Rien de nouveau en Iran, toujours aussi amical vis-à-vis des USA, et en Egypte, toujours décidée à retourner à l’ancien régime. Les rebelles syriens s’en prennent aux journalistes. Ce qui est bien pour l’image de M.Assad. Mexique sans foi ni loi ? Plus de 100.000 enlèvements. L’Etat ne fait rien. Le président du Venezuela se comporte de plus en plus en dictateur (fou ?). Aux USA, guerre de tranchée entre Républicains et Démocrates. Ces derniers ont repoussé l’offensive des premiers. Mais le front n’a pas bougé. Cependant, les élus républicains ne sont pas tous des demeurés. The Economist a déniché deux exceptions à la règle.
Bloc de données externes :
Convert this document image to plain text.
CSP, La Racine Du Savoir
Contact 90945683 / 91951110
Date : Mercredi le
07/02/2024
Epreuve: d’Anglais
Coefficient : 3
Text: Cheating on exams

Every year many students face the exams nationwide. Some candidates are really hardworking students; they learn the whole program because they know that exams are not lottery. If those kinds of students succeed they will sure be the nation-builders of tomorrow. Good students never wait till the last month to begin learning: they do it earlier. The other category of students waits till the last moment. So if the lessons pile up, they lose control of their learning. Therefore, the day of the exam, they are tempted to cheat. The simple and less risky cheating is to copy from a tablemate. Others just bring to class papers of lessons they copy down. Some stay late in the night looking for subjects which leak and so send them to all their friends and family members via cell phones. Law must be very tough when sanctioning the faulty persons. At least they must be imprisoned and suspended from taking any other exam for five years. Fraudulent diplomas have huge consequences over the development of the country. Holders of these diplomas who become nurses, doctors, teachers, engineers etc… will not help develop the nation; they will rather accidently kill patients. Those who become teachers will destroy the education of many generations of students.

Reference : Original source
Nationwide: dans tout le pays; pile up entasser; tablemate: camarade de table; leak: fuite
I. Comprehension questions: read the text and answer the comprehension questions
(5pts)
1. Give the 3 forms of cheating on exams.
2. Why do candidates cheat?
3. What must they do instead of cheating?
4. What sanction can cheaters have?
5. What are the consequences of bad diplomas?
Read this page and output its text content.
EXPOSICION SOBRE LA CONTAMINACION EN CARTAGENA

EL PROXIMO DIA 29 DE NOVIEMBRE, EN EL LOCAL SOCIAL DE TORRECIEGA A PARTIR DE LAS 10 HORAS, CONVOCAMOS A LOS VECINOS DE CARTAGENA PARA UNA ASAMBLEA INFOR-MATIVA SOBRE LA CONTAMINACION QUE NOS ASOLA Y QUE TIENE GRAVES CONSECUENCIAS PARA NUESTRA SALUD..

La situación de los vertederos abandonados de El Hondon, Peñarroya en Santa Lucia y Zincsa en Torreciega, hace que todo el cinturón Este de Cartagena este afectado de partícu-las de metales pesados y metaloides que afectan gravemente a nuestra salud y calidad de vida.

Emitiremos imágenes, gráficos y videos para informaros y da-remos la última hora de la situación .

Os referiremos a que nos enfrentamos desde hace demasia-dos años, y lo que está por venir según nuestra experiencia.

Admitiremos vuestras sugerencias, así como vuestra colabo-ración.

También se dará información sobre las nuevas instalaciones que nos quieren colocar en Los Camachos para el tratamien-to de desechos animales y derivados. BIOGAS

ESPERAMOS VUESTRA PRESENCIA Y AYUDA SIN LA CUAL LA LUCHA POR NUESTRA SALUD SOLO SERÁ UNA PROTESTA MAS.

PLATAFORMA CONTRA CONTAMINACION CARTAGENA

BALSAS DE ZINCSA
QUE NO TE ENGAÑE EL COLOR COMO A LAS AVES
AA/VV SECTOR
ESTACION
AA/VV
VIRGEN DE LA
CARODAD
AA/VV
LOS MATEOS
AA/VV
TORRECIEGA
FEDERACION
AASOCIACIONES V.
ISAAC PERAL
Le gouvernement japonais veut durcir ses lois concernant la divulgation de secrets d’Etat. Mais cela va contre la culture nationale. Le Vietnam ressemble à la Chine, en plus glauque. Va-t-il réformer son capitalisme d’Etat ? En Birmanie, le parti de Mme Suu Kyi pourrait prendre le pouvoir, mais y est totalement impréparé. Au Brésille gouvernement semble avoir vécu de la planche à billet. « La dette publique croit. Les banques prennent une part grandissante du marché du crédit. Et le gouvernement tord les règles comptables pour cacher tout ceci. » Comment cela va-t-il se terminer ?
Décidément, il n’y a pas de limite à la spéculation. Ce coup ci, elle porte sur les dettes d’entreprise. Les marchés sont ils imprévisibles ? M.Fama dit oui, M.Shiller, non. On leur donne le Nobel.
Les taxis, dernier secteur en date à être attaqué par Internet. Applications mobiles permettant de les appeler. Qu’est-ce que ça va donner ? Le câble USB deviendrait un système d’alimentation universel. Ce qui remettrait en piste le courant continu, en ce qui concerne l’alimentation de la maison et du bureau. L’avantage viendrait de ce que le câble transporte aussi des données. Cela en fait l’allié naturel des « smart grids ». Avec tout ce que cela signifie d’économie.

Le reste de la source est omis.